Ajaran komunisme yang dibangun Karl Marx dilaksanakan oleh Lenin dan dipraktikkan di Uni Soviet (1918-1987). Komunisme bersifat revolusioner dan langkah-langkah keras dijalankan semata-mata demi tercapainya tujuan negara. Untuk mencapai tujuan tersebut, hak-hak perseorangan dihapus dan ditiadakan secara paksa, tanpa memberi kesempatan warga untuk berbeda pendapat.

Konsep sosialis yang diawali dari ajaran Karl Marx, menurut L. Henkin, makna hak asasi tidak menekankan kepada hak masyarakat, tetapi justru menekankan kewajiban terhadap masyarakat. Dari ajaran tersebut, konsep sosialisme Marx bermaksud mendahulukan kesejahteraan dari pada kebebasan.

Pada saat ini, kita melihat kekuatan kapital China (Tiongkok) melalui pola guangxi (pertemanan) – dalam aspek budaya pebisnis China perantauan di Indonesia – telah menjelma menjadi actor nonstate yang memiliki energi seperti layaknya negara.

Hubungan antara etnis Tiongkok dengan negara asalnya (predicate state) sejak tahun 1949 sangat terkait dengan UUD Tiongkok. Pemerintah Tiongkok akan berusaha keras untuk melindungi hak-hak hukum dan kepentingan etnis China perantauan yang tinggal di luar negeri, termasuk di Indonesia. Pemerintah Tiongkok mendorong kaum China perantauan untuk selalu setia kepada negara leluhurnya.

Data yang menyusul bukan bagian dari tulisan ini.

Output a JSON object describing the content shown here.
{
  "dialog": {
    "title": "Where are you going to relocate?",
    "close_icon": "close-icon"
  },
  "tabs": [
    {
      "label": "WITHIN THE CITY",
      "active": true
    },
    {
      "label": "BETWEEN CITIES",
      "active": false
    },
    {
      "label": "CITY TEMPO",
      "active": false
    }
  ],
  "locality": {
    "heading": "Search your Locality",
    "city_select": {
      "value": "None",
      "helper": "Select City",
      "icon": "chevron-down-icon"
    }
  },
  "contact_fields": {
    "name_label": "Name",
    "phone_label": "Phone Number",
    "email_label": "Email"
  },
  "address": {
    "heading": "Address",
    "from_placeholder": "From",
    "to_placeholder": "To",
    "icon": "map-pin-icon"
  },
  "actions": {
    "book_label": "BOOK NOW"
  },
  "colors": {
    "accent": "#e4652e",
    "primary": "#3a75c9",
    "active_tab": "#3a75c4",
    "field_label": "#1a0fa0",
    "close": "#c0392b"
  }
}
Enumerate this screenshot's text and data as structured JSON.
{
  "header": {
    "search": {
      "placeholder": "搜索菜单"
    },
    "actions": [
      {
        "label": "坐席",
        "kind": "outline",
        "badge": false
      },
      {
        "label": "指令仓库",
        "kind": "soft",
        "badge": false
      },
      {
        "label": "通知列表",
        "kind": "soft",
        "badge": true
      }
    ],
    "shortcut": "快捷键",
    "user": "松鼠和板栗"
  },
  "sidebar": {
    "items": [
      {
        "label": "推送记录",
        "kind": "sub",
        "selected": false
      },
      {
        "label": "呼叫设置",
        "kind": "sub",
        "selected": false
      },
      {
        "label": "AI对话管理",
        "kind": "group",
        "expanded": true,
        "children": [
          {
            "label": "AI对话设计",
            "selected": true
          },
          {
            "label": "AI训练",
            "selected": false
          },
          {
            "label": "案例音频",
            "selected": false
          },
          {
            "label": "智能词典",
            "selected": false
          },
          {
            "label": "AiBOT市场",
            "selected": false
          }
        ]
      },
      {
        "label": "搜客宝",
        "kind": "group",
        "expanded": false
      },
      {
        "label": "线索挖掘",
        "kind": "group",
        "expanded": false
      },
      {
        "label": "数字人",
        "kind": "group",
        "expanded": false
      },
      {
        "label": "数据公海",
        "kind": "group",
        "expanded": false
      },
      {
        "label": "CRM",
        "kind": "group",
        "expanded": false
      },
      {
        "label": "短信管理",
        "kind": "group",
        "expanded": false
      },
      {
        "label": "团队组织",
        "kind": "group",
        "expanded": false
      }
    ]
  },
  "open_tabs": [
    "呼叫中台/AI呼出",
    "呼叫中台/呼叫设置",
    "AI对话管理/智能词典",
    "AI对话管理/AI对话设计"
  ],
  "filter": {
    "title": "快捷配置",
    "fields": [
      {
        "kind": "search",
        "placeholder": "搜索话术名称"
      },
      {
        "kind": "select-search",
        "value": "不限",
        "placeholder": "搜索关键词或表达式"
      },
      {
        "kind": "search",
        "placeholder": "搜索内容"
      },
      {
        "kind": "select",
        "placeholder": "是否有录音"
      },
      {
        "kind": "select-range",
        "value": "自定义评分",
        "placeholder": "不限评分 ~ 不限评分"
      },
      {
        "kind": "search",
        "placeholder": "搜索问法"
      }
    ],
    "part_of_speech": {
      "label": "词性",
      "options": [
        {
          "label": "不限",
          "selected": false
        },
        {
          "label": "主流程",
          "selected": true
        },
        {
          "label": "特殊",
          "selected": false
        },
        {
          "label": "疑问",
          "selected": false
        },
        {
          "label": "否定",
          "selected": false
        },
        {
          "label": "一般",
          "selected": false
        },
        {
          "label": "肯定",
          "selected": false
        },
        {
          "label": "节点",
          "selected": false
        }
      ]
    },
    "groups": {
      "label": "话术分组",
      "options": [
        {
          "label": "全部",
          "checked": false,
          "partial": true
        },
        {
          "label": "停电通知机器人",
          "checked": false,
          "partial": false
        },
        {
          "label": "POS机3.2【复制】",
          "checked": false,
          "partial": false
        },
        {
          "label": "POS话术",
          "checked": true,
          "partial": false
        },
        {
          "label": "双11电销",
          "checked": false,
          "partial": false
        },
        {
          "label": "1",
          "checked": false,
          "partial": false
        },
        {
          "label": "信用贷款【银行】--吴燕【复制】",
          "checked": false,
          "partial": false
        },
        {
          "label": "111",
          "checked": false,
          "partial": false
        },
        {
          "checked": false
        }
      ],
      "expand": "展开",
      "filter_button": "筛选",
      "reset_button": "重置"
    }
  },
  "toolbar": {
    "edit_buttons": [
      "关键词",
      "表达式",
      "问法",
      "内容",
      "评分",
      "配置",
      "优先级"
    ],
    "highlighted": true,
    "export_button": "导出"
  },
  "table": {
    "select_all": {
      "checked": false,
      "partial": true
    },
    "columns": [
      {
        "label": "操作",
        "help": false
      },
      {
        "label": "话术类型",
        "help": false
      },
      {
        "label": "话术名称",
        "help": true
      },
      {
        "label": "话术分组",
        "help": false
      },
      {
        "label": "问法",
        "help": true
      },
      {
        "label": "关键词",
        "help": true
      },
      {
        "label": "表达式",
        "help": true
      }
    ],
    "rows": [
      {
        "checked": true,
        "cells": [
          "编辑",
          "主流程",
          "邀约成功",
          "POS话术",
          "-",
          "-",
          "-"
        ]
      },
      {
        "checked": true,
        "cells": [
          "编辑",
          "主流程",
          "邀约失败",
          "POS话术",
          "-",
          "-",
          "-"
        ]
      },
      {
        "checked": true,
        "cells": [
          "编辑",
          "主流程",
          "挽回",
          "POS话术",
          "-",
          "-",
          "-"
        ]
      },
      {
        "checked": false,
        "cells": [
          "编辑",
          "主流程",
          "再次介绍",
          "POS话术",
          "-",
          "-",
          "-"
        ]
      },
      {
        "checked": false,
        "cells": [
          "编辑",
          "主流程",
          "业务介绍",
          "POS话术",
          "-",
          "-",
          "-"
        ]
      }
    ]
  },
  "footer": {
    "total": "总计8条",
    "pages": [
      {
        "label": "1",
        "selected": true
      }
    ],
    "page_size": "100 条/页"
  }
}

Perkembangan saat ini menunjukkan keduanya, neo-liberalisme dan komunisme saling bersaing dalam ‘memenangkan pertarungan’ geopolitik. Kawasan Asia khususnya, Laut Cina Selatan menjadi pusat perebutan pengaruh antara AS dan Cina. Singapura, Filipina, dan Thailand dekat dengan Amerika Serikat. Di lain pihak, sebelum Jokowi menjadi Presiden – Cina lebih memiliki pengaruh di negara seperti Myanmar, Laos, dan Kamboja.

Cina telah membangun pengaruh di kawasan ASEAN lewat proyek pembangunan infrastruktur di negara seperti Kamboja dan Laos. Hal yang sama dilakukan di Indonesia,ketika Jokowi menjadi Presiden.

Kekuatan China di era ini jelas tidak dapat diabaikan. Barry Buzan dan Ole Waever dalam buku “Regions and Powers”, mengategorikan China sebagai great power, berada setingkat lebih rendah dari Amerika. China digolongkan demikian karena dinilai memiliki potensi ekonomi, militer, dan politik yang mampu menyaingi Amerika sebagai superpower.

Keberadaan Indonesia di kawasan Asia sangat strategis, oleh karenanya China menginginkan Indonesia berada dalam pengaruhnya. Presiden Jokowi telah menyerahkan berbagai mega proyek kepada China. Di antaranya, infrastruktur, tol, listrik, kereta cepat, dan lain-lain.

Belakangan proyek reklamasi pun ditengarai juga berdasarkan himpitan utang tersebut. Semua mega proyek tersebut merupakan bemper untuk menahan bangkrutnya China, tegasnya China akan menguasai tanah, infrastruktur dan properti di Indonesia. Pembangunan infrastruktur adalah sebagai bagian dari skenario mendukung pencapaian kepentingan China lewat darat yang terkenal dengan istilah “Jalur Sutera” (The Great Silk Road)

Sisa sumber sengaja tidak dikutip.